Driving down the Don Valley Parkway in the blistering sunshine, I had one leg lazily crossed over the other, my snow boot resting by the radio. I was with Mr. Swipey, helping him deliver a production van to the east side of town for the film crew he was working with. I felt good. The special kind of good that you feel while driving, when you're sitting in the passenger seat of a vehicle that makes you wanna do the "my hand is a dolphin" gesture out of the window. 
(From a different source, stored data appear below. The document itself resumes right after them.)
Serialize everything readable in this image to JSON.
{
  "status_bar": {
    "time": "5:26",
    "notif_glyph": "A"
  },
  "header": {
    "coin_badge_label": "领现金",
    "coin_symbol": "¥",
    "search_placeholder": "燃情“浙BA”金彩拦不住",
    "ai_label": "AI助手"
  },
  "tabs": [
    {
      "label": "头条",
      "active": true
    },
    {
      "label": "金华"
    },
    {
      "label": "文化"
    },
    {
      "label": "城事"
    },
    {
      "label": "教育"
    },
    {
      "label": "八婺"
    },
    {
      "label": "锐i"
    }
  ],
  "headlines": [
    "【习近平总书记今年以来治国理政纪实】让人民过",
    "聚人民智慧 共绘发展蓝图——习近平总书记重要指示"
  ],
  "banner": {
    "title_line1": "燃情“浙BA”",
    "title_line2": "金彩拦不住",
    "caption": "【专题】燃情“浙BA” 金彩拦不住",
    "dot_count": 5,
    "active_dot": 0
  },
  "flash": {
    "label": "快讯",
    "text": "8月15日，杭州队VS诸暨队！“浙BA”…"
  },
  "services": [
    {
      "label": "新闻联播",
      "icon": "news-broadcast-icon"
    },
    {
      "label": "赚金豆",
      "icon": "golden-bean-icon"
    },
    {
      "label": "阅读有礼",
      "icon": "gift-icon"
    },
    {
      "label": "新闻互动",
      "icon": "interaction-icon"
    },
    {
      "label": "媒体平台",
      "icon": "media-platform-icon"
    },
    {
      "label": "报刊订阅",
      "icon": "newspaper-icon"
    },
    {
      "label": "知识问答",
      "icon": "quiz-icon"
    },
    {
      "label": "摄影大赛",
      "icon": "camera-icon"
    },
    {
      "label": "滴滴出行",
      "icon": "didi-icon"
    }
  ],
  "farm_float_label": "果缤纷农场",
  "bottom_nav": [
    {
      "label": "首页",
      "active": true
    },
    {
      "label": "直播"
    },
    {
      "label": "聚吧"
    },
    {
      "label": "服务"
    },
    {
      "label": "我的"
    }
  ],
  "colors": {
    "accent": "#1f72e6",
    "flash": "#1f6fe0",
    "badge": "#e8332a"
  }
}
I was on a high from a flat viewing I'd had that morning. At the end of my tether, I had agreed to go see a room which didn't really fit my criteria: it was only for two months, and was about $150 out of my budget. But here was the thing: the girl who was renting the room was in-between Toronto and Berlin, with her music career. There were three other flatmates, two with regular jobs, but one of them was the lead singer of a local band which were gaining a bit of popularity. I had come in and looked at the room, then sat down with both the musicians and we talked about what it's like starting out in Toronto, they recommended places to play and find band members, giving me suggestions of where to look for internships. I had tiny little stars in my eyes, these guys are so, so cool. I had a good feeling in my gut about that place. Who cares if it's a little more expensive? Who cares that it's only for two months? I knew it was right.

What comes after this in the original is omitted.